In 2023, Alabama lawmakers adopted the Alabama Criminal Enterprise Act, which (among other things) provides for a mandatory five-year prison sentence for anyone convicted of possessing a gun as part of gang-related activities.
Though the law has been on the books for more than two years, 19-year-old Tyrone Davis will be the first in the state to be sentenced under the law when he returns to court on January 22, 2026.
Attorney General Steve Marshall says Davis was/is a member of a violent criminal gang called the “Cosby Court Cartel” that operates primarily in the Montgomery area. Davis was a juvenile when he was caught illegally possessing a firearm, but was denied youthful offender status and his case instead was heard in adult court.
Davis ended up taking a plea deal to a single charge of “knowingly possessing a firearm during the commission of a criminal act intended to benefit a criminal enterprise,” and will have to serve every day of that five year sentence since the legislature has decreed that this offense isn’t eligible for a reduction in sentence based on good behavior behind bars.
In a press release, Marshall declared, “armed gangs threaten the safety of every Alabama community, and minors who carry guns to support gang activity will now face real consequences.”
Working with the Legislature, we secured mandatory prison time for anyone who uses a firearm to benefit a gang. The Alabama Criminal Enterprise Act is one of the strongest tools in the nation, and we will use it aggressively to protect Alabama families,” Attorney General Marshall said.
That’s good to hear. I do have a couple of questions though, starting with: if this law will be aggressively enforced and armed gangs threaten the safety of every Alabama community, why did it take more than two years for the law to be used against a criminal defendant?
That’s not snark, just sheer curiousity. Maybe it’s as simple as not being able to use the law against defendants who were arrested and charged but not convicted before the law took effect. Perhaps there are some prosecutors who are unaware of the law or don’t want to use it because of their own soft-on-crime policies? Is it more difficult to prove beyond reasonable doubt someone was possessing a firearm during the commission of a criminal act intended to benefit a criminal enterprise than lawmakers intended?
I’m not blaming Marshall in any way, but it’s just odd to me that it’s taken so long for this took to be used.
Now that it is, though, gang members in Alabama will hopefully see Davis’s upcoming prison stint as a teachable moment. I doubt many of them will, but the opportunity is there.
At the very least, it’s good to see some states are still willing to crack down on violent criminals themselves instead of targeting lawful gun owners with more restrictions on their Second Amendment rights.
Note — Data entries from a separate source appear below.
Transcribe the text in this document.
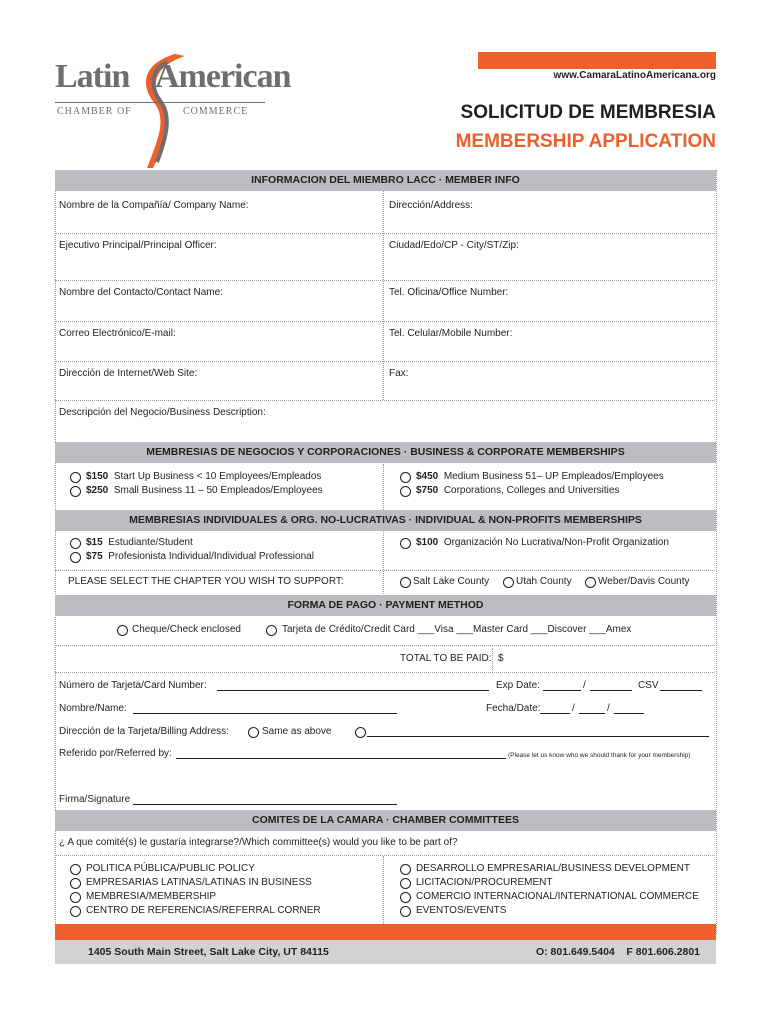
Latin American
CHAMBER OF	COMMERCE
www.CamaraLatinoAmericana.org
SOLICITUD DE MEMBRESIA
MEMBERSHIP APPLICATION
INFORMACION DEL MIEMBRO LACC · MEMBER INFO
Nombre de la Compañía/ Company Name:	Dirección/Address:
Ejecutivo Principal/Principal Officer:	Ciudad/Edo/CP - City/ST/Zip:
Nombre del Contacto/Contact Name:	Tel. Oficina/Office Number:
Correo Electrónico/E-mail:	Tel. Celular/Mobile Number:
Dirección de Internet/Web Site:	Fax:
Descripción del Negocio/Business Description:
MEMBRESIAS DE NEGOCIOS Y CORPORACIONES · BUSINESS & CORPORATE MEMBERSHIPS
$150 Start Up Business < 10 Employees/Empleados
$250 Small Business 11 – 50 Empleados/Employees
$450 Medium Business 51– UP Empleados/Employees
$750 Corporations, Colleges and Universities
MEMBRESIAS INDIVIDUALES & ORG. NO-LUCRATIVAS · INDIVIDUAL & NON-PROFITS MEMBERSHIPS
$15 Estudiante/Student
$75 Profesionista Individual/Individual Professional
$100 Organización No Lucrativa/Non-Profit Organization
PLEASE SELECT THE CHAPTER YOU WISH TO SUPPORT:	Salt Lake County	Utah County	Weber/Davis County
FORMA DE PAGO · PAYMENT METHOD
Cheque/Check enclosed	Tarjeta de Crédito/Credit Card ___Visa ___Master Card ___Discover ___Amex
TOTAL TO BE PAID: $
Número de Tarjeta/Card Number:	Exp Date:	/	CSV
Nombre/Name:	Fecha/Date:	/	/
Dirección de la Tarjeta/Billing Address:	Same as above
Referido por/Referred by:	(Please let us know who we should thank for your membership)
Firma/Signature
COMITES DE LA CAMARA · CHAMBER COMMITTEES
¿ A que comité(s) le gustaría integrarse?/Which committee(s) would you like to be part of?
POLITICA PÚBLICA/PUBLIC POLICY
EMPRESARIAS LATINAS/LATINAS IN BUSINESS
MEMBRESIA/MEMBERSHIP
CENTRO DE REFERENCIAS/REFERRAL CORNER
DESARROLLO EMPRESARIAL/BUSINESS DEVELOPMENT
LICITACION/PROCUREMENT
COMERCIO INTERNACIONAL/INTERNATIONAL COMMERCE
EVENTOS/EVENTS
1405 South Main Street, Salt Lake City, UT 84115	O: 801.649.5404    F 801.606.2801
But this brings me to my second question. The actual crime is “possessing a firearm during the commission of a criminal act intended to benefit a criminal enterprise,” right? Presumably, then, this charge would only be filed in conjunction with other charges covering the “commission of the criminal act.”
So, what other charges did Davis originally face, and how much time could he realistically have been sentenced to if convicted on those charges?
I don’t want to see this law end up as plea bargain bait for violent offenders. A five-year mandatory sentence isn’t nothing, but if a defendant is facing the likelihood of spending 20 years or more behind bars if they’re convicted for their crimes then it sounds pretty good… at least from their perspective. From the public’s perspective though, that sound an awful lot like a slap on the wrist.
Marshall’s press release doesn’t say what additional charges Davis faced, but it’s a question worth asking by some enterprising Alabama journalist. The Attorney General calls the Alabama Criminal Enterprise Act one of the strongest tools in the nation to cut down on violent crime, and it very well could be. I’m just concerned that it might also be deployed as a tool to allow prosecutors to swiftly resolve cases via a plea bargain that may or may not be in the best interests of justice or public safety. If that proves to the be the case, Alabama lawmakers should go back and revise this statute in two ways.
First, it cannot be prosecuted as a standalone offense, but must be prosecuted along with the criminal act where the firearm was possessed. Second, that the mandatory five-year sentence be served consecutively after the sentence for the underlying criminal act, not in concurrence with that sentence. Those changes would guarantee that the law couldn’t be used as plea bargain bait, and that the five-year sentence imposed by the Alabama Criminal Enterprise Act is a sentence enhancement, not a workaround for prosecutors to avoid going to trial.